The British are coming? Not for now
The UK is yet to really enter this global competition on green subsidies. At the end of January, the chancellor Jeremy Hunt indicated that the UK government will announce a “highly competitive” package at some point in the future. However, he did state explicitly that he did not think subsidies are “necessarily the best way”, placing a greater emphasis on creating a regulatory structure that encourages investment. A government energy minister told the House of Lords that the EC’s proposals did not seem to be a “particular threat” to the UK, he acknowledged the IRA was “significantly” more worrying.
The Institute of Directors recently published a survey showing eight out of ten of its members were in favour of increased subsidy support in response to the measures of the US and the EU.

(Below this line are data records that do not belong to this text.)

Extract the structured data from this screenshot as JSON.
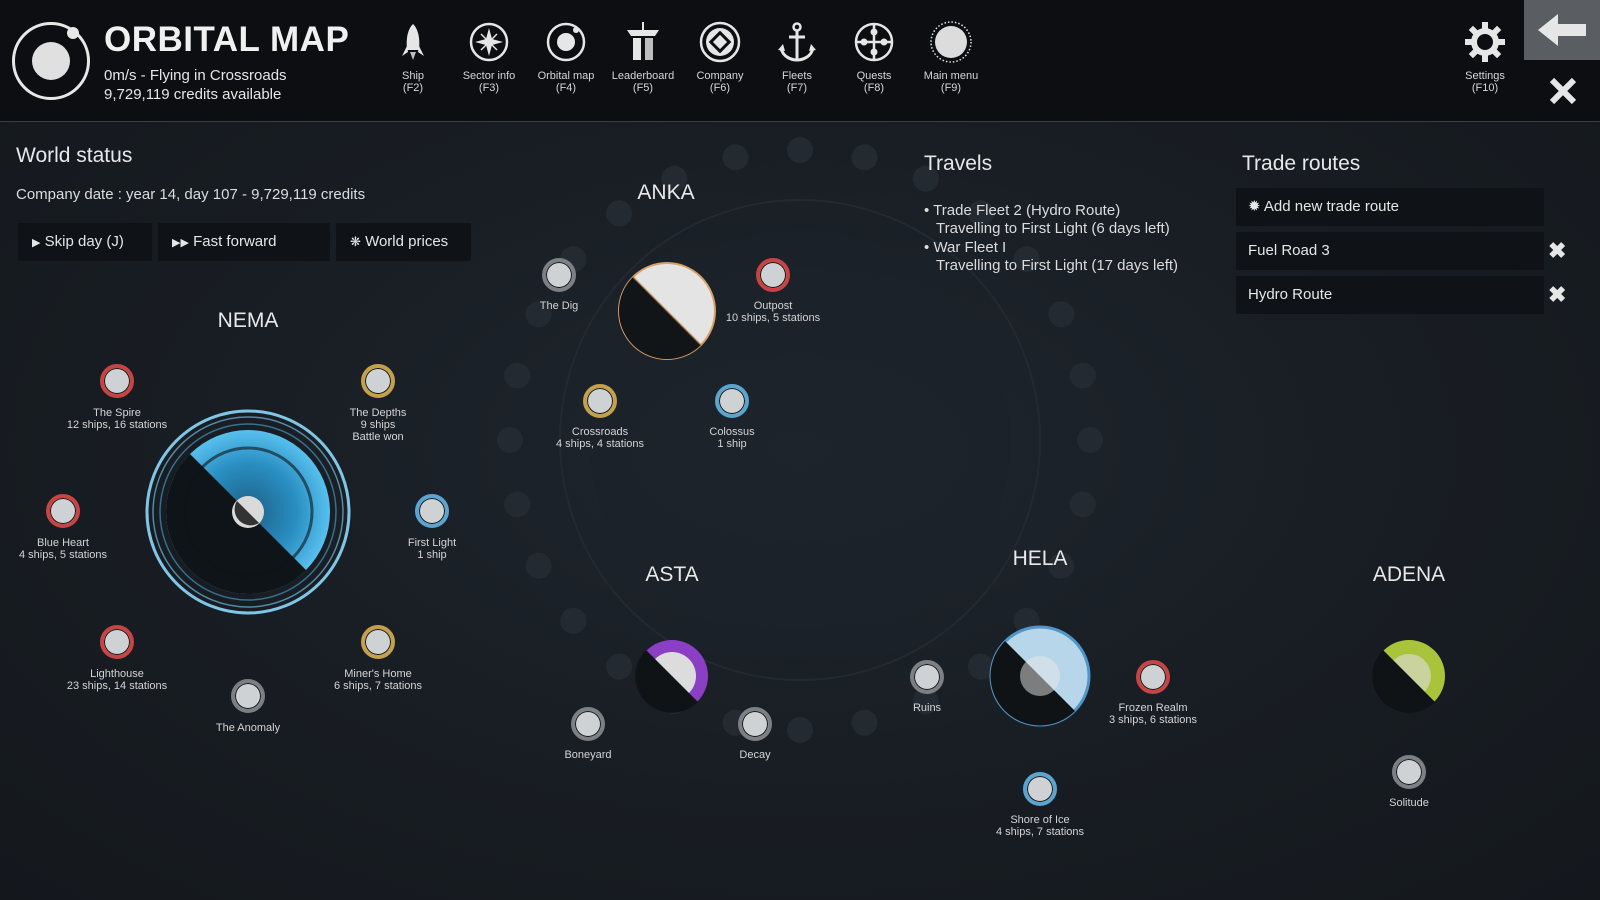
{
  "header": {
    "title": "ORBITAL MAP",
    "status_speed": "0m/s - Flying in Crossroads",
    "status_credits": "9,729,119 credits available"
  },
  "nav": [
    {
      "label": "Ship",
      "key": "(F2)",
      "icon": "rocket-icon"
    },
    {
      "label": "Sector info",
      "key": "(F3)",
      "icon": "compass-star-icon"
    },
    {
      "label": "Orbital map",
      "key": "(F4)",
      "icon": "orbit-icon"
    },
    {
      "label": "Leaderboard",
      "key": "(F5)",
      "icon": "podium-icon"
    },
    {
      "label": "Company",
      "key": "(F6)",
      "icon": "company-emblem-icon"
    },
    {
      "label": "Fleets",
      "key": "(F7)",
      "icon": "anchor-icon"
    },
    {
      "label": "Quests",
      "key": "(F8)",
      "icon": "crosshair-icon"
    },
    {
      "label": "Main menu",
      "key": "(F9)",
      "icon": "planet-menu-icon"
    }
  ],
  "settings": {
    "label": "Settings",
    "key": "(F10)"
  },
  "world_status": {
    "title": "World status",
    "date": "Company date : year 14, day 107 - 9,729,119 credits",
    "buttons": [
      "Skip day (J)",
      "Fast forward",
      "World prices"
    ]
  },
  "travels": {
    "title": "Travels",
    "items": [
      {
        "name": "Trade Fleet 2 (Hydro Route)",
        "status": "Travelling to First Light (6 days left)"
      },
      {
        "name": "War Fleet I",
        "status": "Travelling to First Light (17 days left)"
      }
    ]
  },
  "trade_routes": {
    "title": "Trade routes",
    "add_label": "Add new trade route",
    "routes": [
      "Fuel Road 3",
      "Hydro Route"
    ]
  },
  "systems": {
    "nema": {
      "name": "NEMA",
      "nodes": [
        {
          "name": "The Spire",
          "info1": "12 ships, 16 stations",
          "info2": ""
        },
        {
          "name": "The Depths",
          "info1": "9 ships",
          "info2": "Battle won"
        },
        {
          "name": "Blue Heart",
          "info1": "4 ships, 5 stations",
          "info2": ""
        },
        {
          "name": "First Light",
          "info1": "1 ship",
          "info2": ""
        },
        {
          "name": "Lighthouse",
          "info1": "23 ships, 14 stations",
          "info2": ""
        },
        {
          "name": "Miner's Home",
          "info1": "6 ships, 7 stations",
          "info2": ""
        },
        {
          "name": "The Anomaly",
          "info1": "",
          "info2": ""
        }
      ]
    },
    "anka": {
      "name": "ANKA",
      "nodes": [
        {
          "name": "The Dig",
          "info1": ""
        },
        {
          "name": "Outpost",
          "info1": "10 ships, 5 stations"
        },
        {
          "name": "Crossroads",
          "info1": "4 ships, 4 stations"
        },
        {
          "name": "Colossus",
          "info1": "1 ship"
        }
      ]
    },
    "asta": {
      "name": "ASTA",
      "nodes": [
        {
          "name": "Boneyard",
          "info1": ""
        },
        {
          "name": "Decay",
          "info1": ""
        }
      ]
    },
    "hela": {
      "name": "HELA",
      "nodes": [
        {
          "name": "Ruins",
          "info1": ""
        },
        {
          "name": "Frozen Realm",
          "info1": "3 ships, 6 stations"
        },
        {
          "name": "Shore of Ice",
          "info1": "4 ships, 7 stations"
        }
      ]
    },
    "adena": {
      "name": "ADENA",
      "nodes": [
        {
          "name": "Solitude",
          "info1": ""
        }
      ]
    }
  },
  "colors": {
    "hostile": "#c84444",
    "neutral_trade": "#c4a04a",
    "friendly": "#5aa5cf",
    "unowned": "#7c8084"
  }
}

The Spring Budget did contain some financial support for the development of new, innovative green technologies; Mr Hunt promised £20 billion of support for the development of Carbon Capture Usage and Storage, and indicated there would be future public investment in nuclear power, including a competition for the development of Small Modular Reactors. However, when announcing an extension of the £600million tax relief for energy efficiency measures under the Climate Change Agreement (introduced in response to the energy crisis), the Chancellor emphasised “the long-term solution is not subsidy but security”.
The UK’s new Subsidy Control Act would govern any additional green subsidies the UK government decides to introduce in the future. The Act contains specific Energy & Environment principles which these subsidies will need to comply with. The Competition and Market Authority’s Subsidy Advice Unit (SAU) also has a role, for certain types of subsidies, in providing non-binding advice on whether the proposed subsidies are compliant with the new UK regime. After opening for business on 4 January 2023, the SAU’s first report published on 22 February was on Contracts for Difference for Renewables Scheme referred to the unit by BEIS. While it emphasised this report was purely advisory and did not directly assess whether the scheme complies with the subsidy control rules, the SAU report did contain some comments on how BEIS evaluated the compliance of the scheme with the energy and environment principles in the new law.